Quella squadra era composta da calciatori presi grazie ad una deroga al calciomercato estivo e da altri appena prelevati alla sessione di gennaio, tra cui Emanuele Calaiò, strappato al Pescara ed approdato a Napoli grazie anche all’intercessione della moglie Federica, vomerese doc. E poi il Pampa Sosa. Lui era stato tra i primi ad accettare l’invito di Pierpaolo Marino. Aveva un debito di riconoscenza nei confronti del diesse irpino. Fu Sosa a piazzarsi davanti al bar dell’hotel Ariston di Paestum e ad accogliere i nuovi compagni che arrivavano alla spicciolata. «Guardate che questa è stata la squadra di Maradona. Bisogna onorare la maglia e difenderla con il coltello tra i denti», ripeteva a calciatori che ancora non si rendevano conto dove fossero arrivati. Ma la promozione in B avvenne l’anno dopo. Poi, il torneo di B vinto nonostante la presenza di Juventus e Genoa. I primi campionati di A disputati a testa alta e in maniera sorprendente. Un progetto che cresceva di anno in anno. Di ciclo in ciclo. Da un allenatore all’altro: Reja, la breve parentesi con Donadoni, Mazzarri, Benitez. Ed il club che diventava sempre più forte avvalendosi di plusvalenze dalle cessioni (Lavezzi e Cavani su tutti) e di gestioni oculate. Otto anni in cui il Napoli ha avuto la possibilità di farsi le ossa anche in campo europeo, misurandosi con club dai trascorsi prestigiosi (il Benfica, il Liverpool, la Steaua, il Manchester City, il Chelsea, il Bayern, il Borussia, l’Arsenal)
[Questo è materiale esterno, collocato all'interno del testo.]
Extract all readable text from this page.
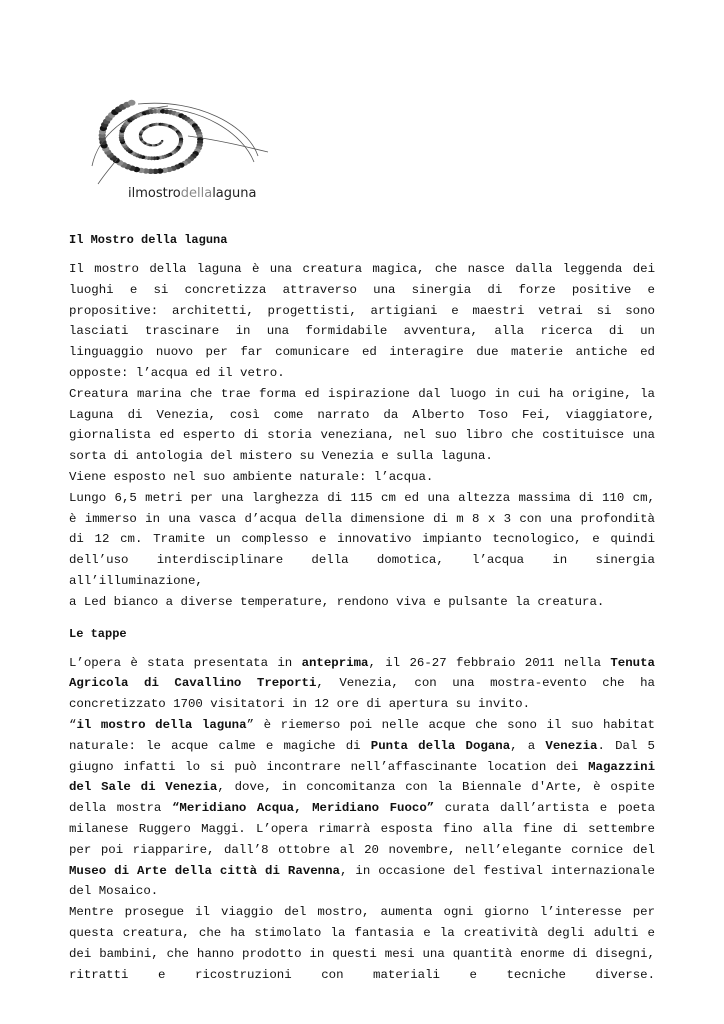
ilmostrodellalaguna
Il Mostro della laguna

Il mostro della laguna è una creatura magica, che nasce dalla leggenda dei luoghi e si concretizza attraverso una sinergia di forze positive e propositive: architetti, progettisti, artigiani e maestri vetrai si sono lasciati trascinare in una formidabile avventura, alla ricerca di un linguaggio nuovo per far comunicare ed interagire due materie antiche ed opposte: l’acqua ed il vetro.

Creatura marina che trae forma ed ispirazione dal luogo in cui ha origine, la Laguna di Venezia, così come narrato da Alberto Toso Fei, viaggiatore, giornalista ed esperto di storia veneziana, nel suo libro che costituisce una sorta di antologia del mistero su Venezia e sulla laguna.

Viene esposto nel suo ambiente naturale: l’acqua.

Lungo 6,5 metri per una larghezza di 115 cm ed una altezza massima di 110 cm, è immerso in una vasca d’acqua della dimensione di m 8 x 3 con una profondità di 12 cm. Tramite un complesso e innovativo impianto tecnologico, e quindi dell’uso interdisciplinare della domotica, l’acqua in sinergia all’illuminazione,

a Led bianco a diverse temperature, rendono viva e pulsante la creatura.

Le tappe

L’opera è stata presentata in anteprima, il 26-27 febbraio 2011 nella Tenuta Agricola di Cavallino Treporti, Venezia, con una mostra-evento che ha concretizzato 1700 visitatori in 12 ore di apertura su invito.

“il mostro della laguna” è riemerso poi nelle acque che sono il suo habitat naturale: le acque calme e magiche di Punta della Dogana, a Venezia. Dal 5 giugno infatti lo si può incontrare nell’affascinante location dei Magazzini del Sale di Venezia, dove, in concomitanza con la Biennale d'Arte, è ospite della mostra “Meridiano Acqua, Meridiano Fuoco” curata dall’artista e poeta milanese Ruggero Maggi. L’opera rimarrà esposta fino alla fine di settembre per poi riapparire, dall’8 ottobre al 20 novembre, nell’elegante cornice del Museo di Arte della città di Ravenna, in occasione del festival internazionale del Mosaico.

Mentre prosegue il viaggio del mostro, aumenta ogni giorno l’interesse per questa creatura, che ha stimolato la fantasia e la creatività degli adulti e dei bambini, che hanno prodotto in questi mesi una quantità enorme di disegni, ritratti e ricostruzioni con materiali e tecniche diverse.
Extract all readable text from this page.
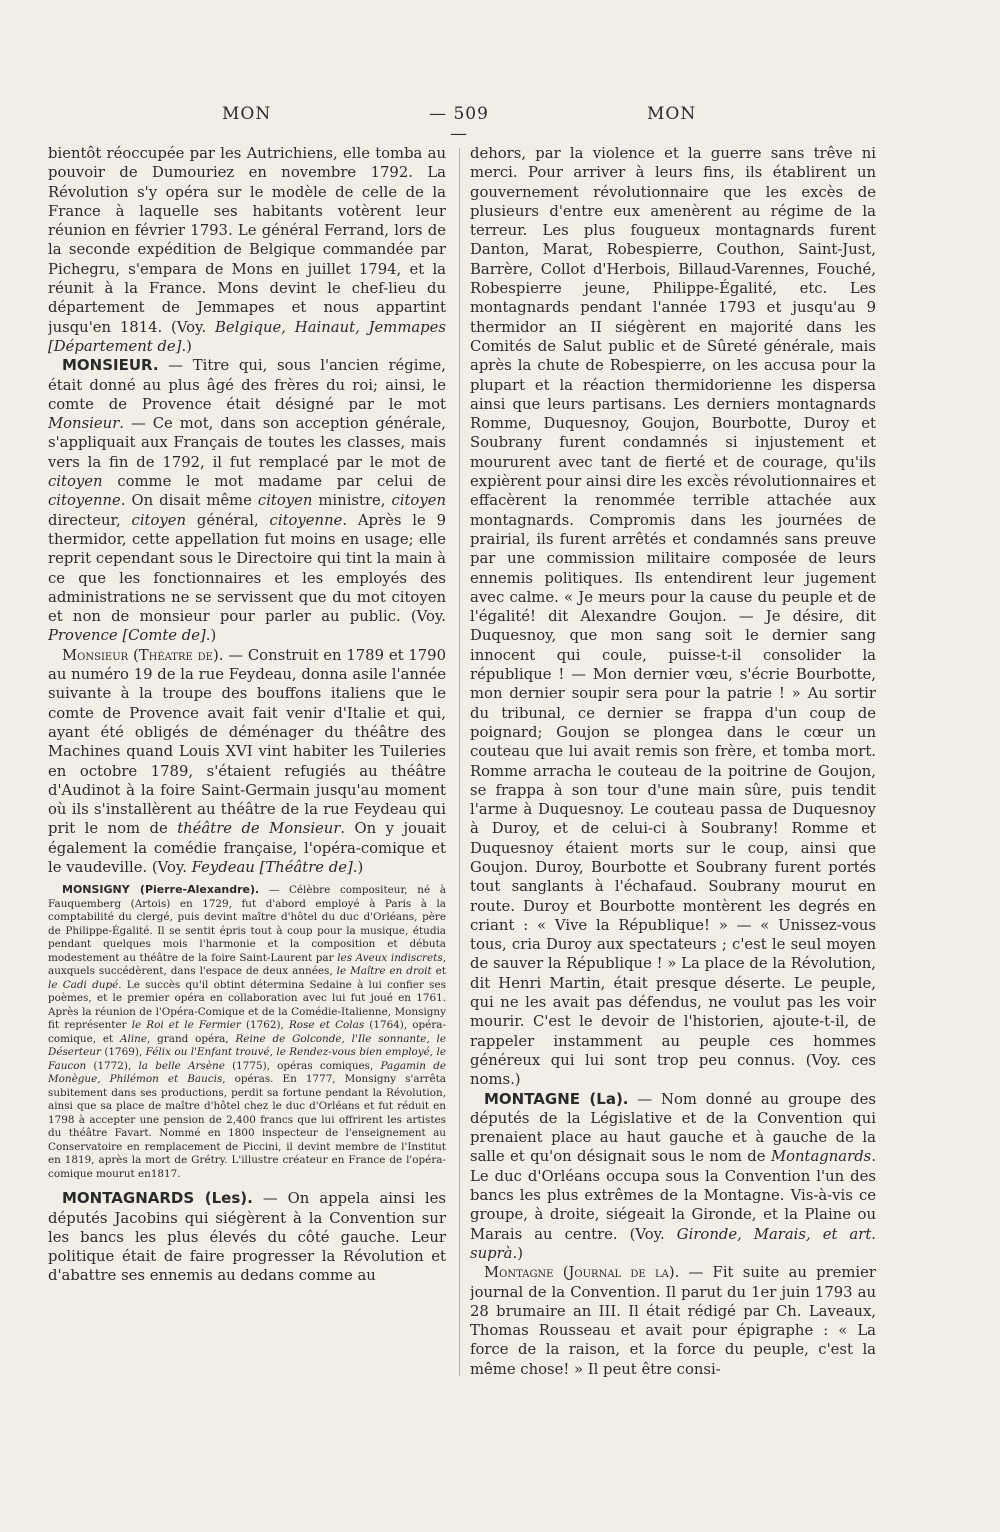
MON	— 509 —
MON

bientôt réoccupée par les Autrichiens, elle tomba au pouvoir de Dumouriez en novembre 1792. La Révolution s'y opéra sur le modèle de celle de la France à laquelle ses habitants votèrent leur réunion en février 1793. Le général Ferrand, lors de la seconde expédition de Belgique commandée par Pichegru, s'empara de Mons en juillet 1794, et la réunit à la France. Mons devint le chef-lieu du département de Jemmapes et nous appartint jusqu'en 1814. (Voy. Belgique, Hainaut, Jemmapes [Département de].)

MONSIEUR. — Titre qui, sous l'ancien régime, était donné au plus âgé des frères du roi; ainsi, le comte de Provence était désigné par le mot Monsieur. — Ce mot, dans son acception générale, s'appliquait aux Français de toutes les classes, mais vers la fin de 1792, il fut remplacé par le mot de citoyen comme le mot madame par celui de citoyenne. On disait même citoyen ministre, citoyen directeur, citoyen général, citoyenne. Après le 9 thermidor, cette appellation fut moins en usage; elle reprit cependant sous le Directoire qui tint la main à ce que les fonctionnaires et les employés des administrations ne se servissent que du mot citoyen et non de monsieur pour parler au public. (Voy. Provence [Comte de].)

Monsieur (Théatre de). — Construit en 1789 et 1790 au numéro 19 de la rue Feydeau, donna asile l'année suivante à la troupe des bouffons italiens que le comte de Provence avait fait venir d'Italie et qui, ayant été obligés de déménager du théâtre des Machines quand Louis XVI vint habiter les Tuileries en octobre 1789, s'étaient refugiés au théâtre d'Audinot à la foire Saint-Germain jusqu'au moment où ils s'installèrent au théâtre de la rue Feydeau qui prit le nom de théâtre de Monsieur. On y jouait également la comédie française, l'opéra-comique et le vaudeville. (Voy. Feydeau [Théâtre de].)

MONSIGNY (Pierre-Alexandre). — Célèbre compositeur, né à Fauquemberg (Artois) en 1729, fut d'abord employé à Paris à la comptabilité du clergé, puis devint maître d'hôtel du duc d'Orléans, père de Philippe-Égalité. Il se sentit épris tout à coup pour la musique, étudia pendant quelques mois l'harmonie et la composition et débuta modestement au théâtre de la foire Saint-Laurent par les Aveux indiscrets, auxquels succédèrent, dans l'espace de deux années, le Maître en droit et le Cadi dupé. Le succès qu'il obtint détermina Sedaine à lui confier ses poèmes, et le premier opéra en collaboration avec lui fut joué en 1761. Après la réunion de l'Opéra-Comique et de la Comédie-Italienne, Monsigny fit représenter le Roi et le Fermier (1762), Rose et Colas (1764), opéra-comique, et Aline, grand opéra, Reine de Golconde, l'Ile sonnante, le Déserteur (1769), Félix ou l'Enfant trouvé, le Rendez-vous bien employé, le Faucon (1772), la belle Arsène (1775), opéras comiques, Pagamin de Monègue, Philémon et Baucis, opéras. En 1777, Monsigny s'arrêta subitement dans ses productions, perdit sa fortune pendant la Révolution, ainsi que sa place de maître d'hôtel chez le duc d'Orléans et fut réduit en 1798 à accepter une pension de 2,400 francs que lui offrirent les artistes du théâtre Favart. Nommé en 1800 inspecteur de l'enseignement au Conservatoire en remplacement de Piccini, il devint membre de l'Institut en 1819, après la mort de Grétry. L'illustre créateur en France de l'opéra-comique mourut en1817.

MONTAGNARDS (Les). — On appela ainsi les députés Jacobins qui siégèrent à la Convention sur les bancs les plus élevés du côté gauche. Leur politique était de faire progresser la Révolution et d'abattre ses ennemis au dedans comme au

dehors, par la violence et la guerre sans trêve ni merci. Pour arriver à leurs fins, ils établirent un gouvernement révolutionnaire que les excès de plusieurs d'entre eux amenèrent au régime de la terreur. Les plus fougueux montagnards furent Danton, Marat, Robespierre, Couthon, Saint-Just, Barrère, Collot d'Herbois, Billaud-Varennes, Fouché, Robespierre jeune, Philippe-Égalité, etc. Les montagnards pendant l'année 1793 et jusqu'au 9 thermidor an II siégèrent en majorité dans les Comités de Salut public et de Sûreté générale, mais après la chute de Robespierre, on les accusa pour la plupart et la réaction thermidorienne les dispersa ainsi que leurs partisans. Les derniers montagnards Romme, Duquesnoy, Goujon, Bourbotte, Duroy et Soubrany furent condamnés si injustement et moururent avec tant de fierté et de courage, qu'ils expièrent pour ainsi dire les excès révolutionnaires et effacèrent la renommée terrible attachée aux montagnards. Compromis dans les journées de prairial, ils furent arrêtés et condamnés sans preuve par une commission militaire composée de leurs ennemis politiques. Ils entendirent leur jugement avec calme. « Je meurs pour la cause du peuple et de l'égalité! dit Alexandre Goujon. — Je désire, dit Duquesnoy, que mon sang soit le dernier sang innocent qui coule, puisse-t-il consolider la république ! — Mon dernier vœu, s'écrie Bourbotte, mon dernier soupir sera pour la patrie ! » Au sortir du tribunal, ce dernier se frappa d'un coup de poignard; Goujon se plongea dans le cœur un couteau que lui avait remis son frère, et tomba mort. Romme arracha le couteau de la poitrine de Goujon, se frappa à son tour d'une main sûre, puis tendit l'arme à Duquesnoy. Le couteau passa de Duquesnoy à Duroy, et de celui-ci à Soubrany! Romme et Duquesnoy étaient morts sur le coup, ainsi que Goujon. Duroy, Bourbotte et Soubrany furent portés tout sanglants à l'échafaud. Soubrany mourut en route. Duroy et Bourbotte montèrent les degrés en criant : « Vive la République! » — « Unissez-vous tous, cria Duroy aux spectateurs ; c'est le seul moyen de sauver la République ! » La place de la Révolution, dit Henri Martin, était presque déserte. Le peuple, qui ne les avait pas défendus, ne voulut pas les voir mourir. C'est le devoir de l'historien, ajoute-t-il, de rappeler instamment au peuple ces hommes généreux qui lui sont trop peu connus. (Voy. ces noms.)

MONTAGNE (La). — Nom donné au groupe des députés de la Législative et de la Convention qui prenaient place au haut gauche et à gauche de la salle et qu'on désignait sous le nom de Montagnards. Le duc d'Orléans occupa sous la Convention l'un des bancs les plus extrêmes de la Montagne. Vis-à-vis ce groupe, à droite, siégeait la Gironde, et la Plaine ou Marais au centre. (Voy. Gironde, Marais, et art. suprà.)

Montagne (Journal de la). — Fit suite au premier journal de la Convention. Il parut du 1er juin 1793 au 28 brumaire an III. Il était rédigé par Ch. Laveaux, Thomas Rousseau et avait pour épigraphe : « La force de la raison, et la force du peuple, c'est la même chose! » Il peut être consi-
OTTO ANNI DOPO – E’ un Napoli composto da calciatori di fama mondiale, da un allenatore che ha vinto tanto, da una dirigenza che ha accumulato esperienza e know how di calcio internazionale. E dopo aver fatto tremare i vicecampioni d’Europa del Borussia, piegato i campioni di Wenger, mortificato quelli dell’O. Marsiglia in Champions League, l’altra sera con un finale di gara vibrante, il Napoli è riuscito a sbarazzarsi dei pur bravi gallesi dello Swansea e a centrare una qualificazione storica: mai il club di De Laurentiis aveva passato il turno a eliminazione diretta in Europa dopo la fase a gironi. E le ambizioni di tagliare il traguardo finale stavolta sono anche alte.